Bust the filibuster.
That’s the message about 100 House Democrats sent in a signed letter to Senate Majority Leader Chuck Schumer on Thursday.
“My constituents do not care about arcane Senate rules or procedures,” said Democratic Rep. Jason Crow of Aurora. “What they care about is ending gun violence. What they care about is providing quality affordable health care to their children. What they care about is the climate crisis.”
Crow admitted he’s not an expected champion for ending the filibuster, given the purple congressional district that he represents, but the second term lawmaker said he has had enough of seeing “bill after bill after bill” pass the Democratic-controlled House, only to die in the Senate.
How the filibuster works now
The most common filibuster these days in the Senate isn’t the "Mr. Smith Goes to Washington" version — where a senator talks for hours on end on the floor to stop a bill. These days, what you see is what’s called a procedural filibuster, involving cloture, a move used to end debate. It takes 60 senators to agree to end debate. It’s a number that can be hard to reach in these partisan times.
“Enough is enough. We're not going to be quiet. We're not going to stop. We demand action, we demand results, and we will not be quiet,” Crow said. He added the use of the filibuster hasn’t led to a bipartisan result.
Colorado Reps. Joe Neguse and Ed Perlmutter also signed onto the letter. Neguse highlighted bills around voting rights and gun safety that the House passed, but went nowhere in the Republican-controlled Senate last session and look to be stalled this year because the Democratic-controlled Senate cannot get past that 60-vote barrier.
“Our constituents are tired of excuses. They are tired of inaction. They expect the Senate to do its job,” Neguse said. “It's time for the Senate to get it together and take action and start legislating for the benefit of the American people.”
But the filibuster is a tool that has long been employed by both parties during their time in the minority to slow down or stop majority policies they object to.

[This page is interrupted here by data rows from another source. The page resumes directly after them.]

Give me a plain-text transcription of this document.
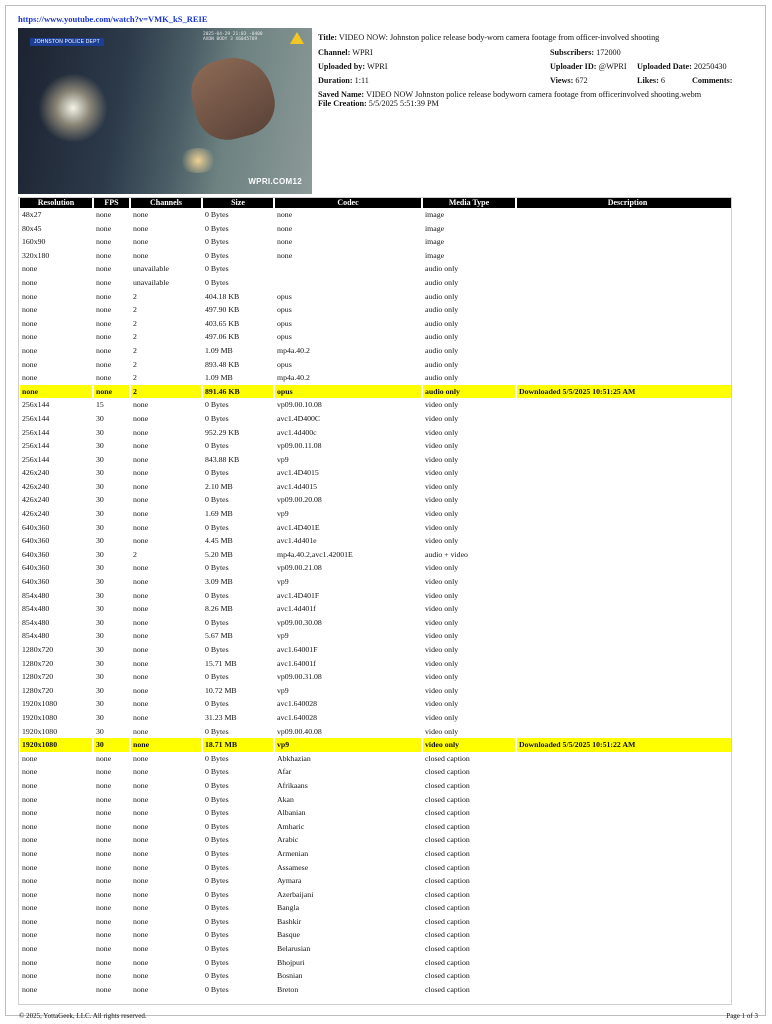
https://www.youtube.com/watch?v=VMK_kS_REIE
JOHNSTON POLICE DEPT
2025-04-29 21:03 -0400
AXON BODY 3 X6045789
WPRI.COM12
Title: VIDEO NOW: Johnston police release body-worn camera footage from officer-involved shooting
Channel: WPRI	Subscribers: 172000
Uploaded by: WPRI	Uploader ID: @WPRI Uploaded Date: 20250430
Duration: 1:11	Views: 672	Likes: 6	Comments:
Saved Name: VIDEO NOW Johnston police release bodyworn camera footage from officerinvolved shooting.webm
File Creation: 5/5/2025 5:51:39 PM
Resolution	FPS	Channels	Size	Codec	Media Type	Description
48x27	none	none	0 Bytes	none	image	
80x45	none	none	0 Bytes	none	image	
160x90	none	none	0 Bytes	none	image	
320x180	none	none	0 Bytes	none	image	
none	none	unavailable	0 Bytes		audio only	
none	none	unavailable	0 Bytes		audio only	
none	none	2	404.18 KB	opus	audio only	
none	none	2	497.90 KB	opus	audio only	
none	none	2	403.65 KB	opus	audio only	
none	none	2	497.06 KB	opus	audio only	
none	none	2	1.09 MB	mp4a.40.2	audio only	
none	none	2	893.48 KB	opus	audio only	
none	none	2	1.09 MB	mp4a.40.2	audio only	
none	none	2	891.46 KB	opus	audio only	Downloaded 5/5/2025 10:51:25 AM
256x144	15	none	0 Bytes	vp09.00.10.08	video only	
256x144	30	none	0 Bytes	avc1.4D400C	video only	
256x144	30	none	952.29 KB	avc1.4d400c	video only	
256x144	30	none	0 Bytes	vp09.00.11.08	video only	
256x144	30	none	843.88 KB	vp9	video only	
426x240	30	none	0 Bytes	avc1.4D4015	video only	
426x240	30	none	2.10 MB	avc1.4d4015	video only	
426x240	30	none	0 Bytes	vp09.00.20.08	video only	
426x240	30	none	1.69 MB	vp9	video only	
640x360	30	none	0 Bytes	avc1.4D401E	video only	
640x360	30	none	4.45 MB	avc1.4d401e	video only	
640x360	30	2	5.20 MB	mp4a.40.2,avc1.42001E	audio + video	
640x360	30	none	0 Bytes	vp09.00.21.08	video only	
640x360	30	none	3.09 MB	vp9	video only	
854x480	30	none	0 Bytes	avc1.4D401F	video only	
854x480	30	none	8.26 MB	avc1.4d401f	video only	
854x480	30	none	0 Bytes	vp09.00.30.08	video only	
854x480	30	none	5.67 MB	vp9	video only	
1280x720	30	none	0 Bytes	avc1.64001F	video only	
1280x720	30	none	15.71 MB	avc1.64001f	video only	
1280x720	30	none	0 Bytes	vp09.00.31.08	video only	
1280x720	30	none	10.72 MB	vp9	video only	
1920x1080	30	none	0 Bytes	avc1.640028	video only	
1920x1080	30	none	31.23 MB	avc1.640028	video only	
1920x1080	30	none	0 Bytes	vp09.00.40.08	video only	
1920x1080	30	none	18.71 MB	vp9	video only	Downloaded 5/5/2025 10:51:22 AM
none	none	none	0 Bytes	Abkhazian	closed caption	
none	none	none	0 Bytes	Afar	closed caption	
none	none	none	0 Bytes	Afrikaans	closed caption	
none	none	none	0 Bytes	Akan	closed caption	
none	none	none	0 Bytes	Albanian	closed caption	
none	none	none	0 Bytes	Amharic	closed caption	
none	none	none	0 Bytes	Arabic	closed caption	
none	none	none	0 Bytes	Armenian	closed caption	
none	none	none	0 Bytes	Assamese	closed caption	
none	none	none	0 Bytes	Aymara	closed caption	
none	none	none	0 Bytes	Azerbaijani	closed caption	
none	none	none	0 Bytes	Bangla	closed caption	
none	none	none	0 Bytes	Bashkir	closed caption	
none	none	none	0 Bytes	Basque	closed caption	
none	none	none	0 Bytes	Belarusian	closed caption	
none	none	none	0 Bytes	Bhojpuri	closed caption	
none	none	none	0 Bytes	Bosnian	closed caption	
none	none	none	0 Bytes	Breton	closed caption	
© 2025, YottaGeek, LLC. All rights reserved.	Page 1 of 3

Senate Democrats utilized it during the Trump administration, and Republicans used it during the Obama administration.
When Republicans controlled the House in 2018, then-Majority Leader Rep. Kevin McCarthy and others called for Sen. Mitch McConnell to do away with the filibuster. While Democrats' call for ending the Senate filibuster hasn’t inflamed rank-and-file Republicans the way talk of expanding the Supreme Court has, GOP Rep. Doug Lamborn did tweet in September that the Senate filibuster needed to be protected.
Not all Democrats are on board
Both parties have also chipped away at the filibuster in the Senate. In 2013, then-Majority Leader Democrat Harry Reid changed the rule so that lower level federal judicial nominees did not have to reach the 60-vote threshold. In 2017, then-Majority Leader McConnell, changed the rules again to allow Supreme Court nominations to pass with a simple majority.
Not everyone in the Senate Democratic caucus supports ending the filibuster. Much of the attention has focused on West Virginia Sen. Joe Manchin and Arizona Sen. Krysten Sinema, who have both come out in defense of the filibuster.
And they may get some support from Colorado’s newest senator.
Democrat John Hickenlooper, told a town hall that he’s not ready to get rid of the 60-vote threshold just yet either, saying he wants to give “the traditional system a chance to succeed.”
But he didn’t close the door on adjustments to the filibuster. “There are a number of people that are talking about evolving into or back into the way it used to be, which is a talking filibuster, and allowing people to, you know, hold the floor, but they've got to keep talking,” he explained.
Sen. Michael Bennet told The Colorado Sun his views have a changed a little after watching how it’s been used over his 11 years in the Senate — generally not to a bipartisan end.
“I have seen Mitch McConnell use it to obstruct and obstruct and obstruct big things and little things,” Bennet said. “And I’m just not going to go through that again. We’ve got to keep our commitment to the American people.”
For Bennet, that means finding a way to overcome that obstruction, although he hasn’t offered details. “What that will look like in the end, I'm not sure,” he said.